Итак, он отложил на время бумагу и принялся за книги. Как он выяснил, авторы охотно выдавали себя за любых персонажей и вовсе не стеснялись описывать их мысли и чувства, иногда даже жертвуя ради этого сюжетом (так было со взрослыми книгами, которые Саймон на всякий случай заимствовал в гостиной). Но ему еще много чего не было ясно. Мог ли он, к примеру, говорить за сувениры так, как за персонажей говорили авторы? Может, сувениры говорили на высшем языке, о котором рассказывала умная госпожа Шитоки? Но ведь Саймон их понимал. «Нет, наверняка их слышал кто-то из взрослых, – подумал он. – Кто-то из взрослых в моем сне». А раз так, то стоило ли говорить и за того внимательного взрослого? Он мог оскорбиться, если бы Саймон забыл про него; но как мог Саймон описать его, если он не заметил его в своем сне? А видели ли сны настоящие авторы книг? А если они видели сны, почему тогда все говорили, что книги даны людям Создателями?

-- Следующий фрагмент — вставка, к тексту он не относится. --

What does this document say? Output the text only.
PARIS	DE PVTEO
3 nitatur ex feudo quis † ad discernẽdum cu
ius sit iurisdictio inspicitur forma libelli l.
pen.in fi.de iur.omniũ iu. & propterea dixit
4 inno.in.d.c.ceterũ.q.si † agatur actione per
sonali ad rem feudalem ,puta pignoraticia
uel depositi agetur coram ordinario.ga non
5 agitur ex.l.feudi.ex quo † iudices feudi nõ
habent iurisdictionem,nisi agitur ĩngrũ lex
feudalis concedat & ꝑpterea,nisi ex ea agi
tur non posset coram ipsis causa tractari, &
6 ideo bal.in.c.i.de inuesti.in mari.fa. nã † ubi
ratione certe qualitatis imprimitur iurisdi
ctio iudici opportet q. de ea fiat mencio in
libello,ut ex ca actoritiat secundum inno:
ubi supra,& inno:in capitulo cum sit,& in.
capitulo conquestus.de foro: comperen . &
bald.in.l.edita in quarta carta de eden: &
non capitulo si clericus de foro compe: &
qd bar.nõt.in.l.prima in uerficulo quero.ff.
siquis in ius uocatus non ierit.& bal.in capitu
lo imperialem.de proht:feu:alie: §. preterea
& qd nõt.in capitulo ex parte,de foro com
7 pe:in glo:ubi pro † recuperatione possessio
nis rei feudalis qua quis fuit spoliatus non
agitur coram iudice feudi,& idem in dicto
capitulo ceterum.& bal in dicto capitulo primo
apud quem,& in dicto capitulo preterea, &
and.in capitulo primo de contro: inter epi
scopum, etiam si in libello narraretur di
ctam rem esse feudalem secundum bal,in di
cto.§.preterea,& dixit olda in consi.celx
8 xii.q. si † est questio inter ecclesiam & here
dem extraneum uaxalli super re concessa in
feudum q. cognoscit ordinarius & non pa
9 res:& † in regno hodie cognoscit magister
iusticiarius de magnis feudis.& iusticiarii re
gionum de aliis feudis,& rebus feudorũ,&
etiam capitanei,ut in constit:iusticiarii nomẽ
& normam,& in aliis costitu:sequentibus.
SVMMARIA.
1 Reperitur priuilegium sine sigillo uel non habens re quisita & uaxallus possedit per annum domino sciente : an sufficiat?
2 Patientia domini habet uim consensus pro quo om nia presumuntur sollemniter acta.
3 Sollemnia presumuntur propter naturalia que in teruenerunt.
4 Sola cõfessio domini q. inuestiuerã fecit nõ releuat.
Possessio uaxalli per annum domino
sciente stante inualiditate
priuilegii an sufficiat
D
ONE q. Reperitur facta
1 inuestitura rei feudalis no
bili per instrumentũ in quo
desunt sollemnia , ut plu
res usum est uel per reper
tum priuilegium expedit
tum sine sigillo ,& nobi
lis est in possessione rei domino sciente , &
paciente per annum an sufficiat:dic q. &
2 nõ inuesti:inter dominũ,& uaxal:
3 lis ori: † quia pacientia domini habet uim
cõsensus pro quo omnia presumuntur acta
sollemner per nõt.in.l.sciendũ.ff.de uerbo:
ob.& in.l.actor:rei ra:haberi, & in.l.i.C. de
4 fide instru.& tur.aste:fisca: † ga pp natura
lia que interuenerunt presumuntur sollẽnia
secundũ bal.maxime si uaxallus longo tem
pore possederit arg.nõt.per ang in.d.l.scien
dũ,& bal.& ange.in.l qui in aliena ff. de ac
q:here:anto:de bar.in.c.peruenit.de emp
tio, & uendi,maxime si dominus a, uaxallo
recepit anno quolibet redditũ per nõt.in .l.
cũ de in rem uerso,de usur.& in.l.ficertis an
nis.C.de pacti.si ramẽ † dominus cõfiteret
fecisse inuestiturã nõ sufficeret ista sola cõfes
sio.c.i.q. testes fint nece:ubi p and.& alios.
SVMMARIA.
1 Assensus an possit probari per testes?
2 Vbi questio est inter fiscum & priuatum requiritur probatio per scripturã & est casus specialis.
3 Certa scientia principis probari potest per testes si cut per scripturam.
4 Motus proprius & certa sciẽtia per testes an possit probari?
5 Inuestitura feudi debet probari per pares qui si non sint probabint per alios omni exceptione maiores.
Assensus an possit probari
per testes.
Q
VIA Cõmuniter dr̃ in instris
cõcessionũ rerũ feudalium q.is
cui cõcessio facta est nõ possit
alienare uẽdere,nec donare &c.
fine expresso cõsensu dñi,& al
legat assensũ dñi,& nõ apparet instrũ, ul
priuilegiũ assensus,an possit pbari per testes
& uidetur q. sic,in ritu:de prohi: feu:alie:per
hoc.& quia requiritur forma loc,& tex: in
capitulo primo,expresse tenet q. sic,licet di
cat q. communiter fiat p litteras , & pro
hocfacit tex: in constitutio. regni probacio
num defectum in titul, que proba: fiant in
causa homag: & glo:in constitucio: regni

Может, сны видели сами Создатели? А как (и какие) они могли видеть сны, если они были всесильны и вездесущи? Зачем им было видеть сны, если они были всесильны и вездесущи?
Первое «представление», так или иначе, вышло довольно корявым. Автор сам испугался его перечитывать. И многие последующие были ничем не лучше. Саймон сердился, но не отступал. А потом сон забылся, и писать пришлось о чем-то другом. Тогда его осенило: он начал искать сны в тех книгах, которые прочел, и переписывать их, так и эдак меняя сюжет. Теперь сны оставались с ним надолго, и в конце концов Саймон выучился более или менее внятному изложению на бумаге, а скоро уже успевал записывать сны о жестах и пузырях.
Он остерегался родителей, точнее, их внимания к своему занятию: как и все, они терпеть не могли праздностей. Они незаметно выходили из-за портьеры – мама спрашивала что-нибудь про Школу, а папа постоянно терял какую-нибудь вещицу (обычно ручку или измерительную рамку), которая отчего-то должна была непременно найтись в комнате сына. Он был так увлечен поисками, что не всегда даже и заговаривал с Саймоном. Миссис Спарклз, к счастью, тоже не интересовалась ни написанным, ни тем, откуда взялись эти листы – она думала, что Саймон готовится к будущим занятиям в Школе, и в любом случае была довольна. Она только бросала беглый взгляд на строки – она хотела, чтобы ее сын писал самым благовидным почерком – и после этого удалялась. Порой, правда, она замечала какую-то одну неблаговидную букву и, чтобы хорошенько ее рассмотреть, наклонялась к листку очень близко. Саймону приходилось тщательно следить за своим почерком. Это вредило ему: он часто забывал окончание своего сна, не успевая вывести его на бумагу.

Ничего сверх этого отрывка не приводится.